Research project summary

In rectal cancer, the best treatment option at each point in the treatment pathway might change from patient to patient.

Cancer treatments such as surgery, chemotherapy and radiotherapy might cause severe side effects in some, whilst others do not experience them. Hence, for some aggressive therapy will be beneficial, whilst others will be better off with a less invasive treatment.

The researchers aim to build software that learns which treatment is best for each patient from the information of patients who have been in a similar situation. Unfortunately, this information is different for each patient and the information from different patients is stored in different hospitals that do not want to share their data.

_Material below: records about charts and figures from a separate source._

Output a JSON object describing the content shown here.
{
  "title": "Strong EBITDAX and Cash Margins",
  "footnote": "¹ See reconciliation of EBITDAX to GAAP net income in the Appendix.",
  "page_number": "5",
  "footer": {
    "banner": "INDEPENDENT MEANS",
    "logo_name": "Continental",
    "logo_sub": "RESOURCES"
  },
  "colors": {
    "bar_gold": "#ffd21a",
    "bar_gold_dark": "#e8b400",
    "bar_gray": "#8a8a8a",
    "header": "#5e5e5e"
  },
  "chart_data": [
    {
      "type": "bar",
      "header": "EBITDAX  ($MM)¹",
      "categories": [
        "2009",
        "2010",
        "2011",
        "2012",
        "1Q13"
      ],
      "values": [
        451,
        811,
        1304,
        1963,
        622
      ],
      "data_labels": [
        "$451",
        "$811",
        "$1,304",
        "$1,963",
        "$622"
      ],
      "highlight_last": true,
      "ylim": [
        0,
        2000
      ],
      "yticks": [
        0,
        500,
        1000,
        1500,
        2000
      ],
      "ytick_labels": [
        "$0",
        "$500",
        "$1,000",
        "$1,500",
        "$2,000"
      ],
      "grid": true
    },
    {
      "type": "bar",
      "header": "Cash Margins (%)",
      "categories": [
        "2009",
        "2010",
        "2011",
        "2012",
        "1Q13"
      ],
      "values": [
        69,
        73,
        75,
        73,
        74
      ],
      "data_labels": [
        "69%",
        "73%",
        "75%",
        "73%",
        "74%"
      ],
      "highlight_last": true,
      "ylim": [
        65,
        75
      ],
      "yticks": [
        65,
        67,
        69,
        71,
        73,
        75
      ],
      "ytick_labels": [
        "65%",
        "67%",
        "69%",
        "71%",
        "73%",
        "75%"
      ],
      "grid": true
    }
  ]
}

Building a smart computer programme

In this project, the researchers propose to build a smart computer programme that will tell us how likely it is for a certain patient with rectal cancer to benefit from an extra radiotherapy dose and thereby avoid surgery.

The programme would learn to calculate this probability based on what has happened to similar patients in many hospitals. They propose to do this without patient information leaving the hospitals, by sending the smart programme to the hospitals to learn instead.

The researchers

This PhD research will be undertaken by Akuli-Biche Osong, supervised by Dr Bermejo, Postdoctoral researcher, at Maastro Clinic in Netherlands.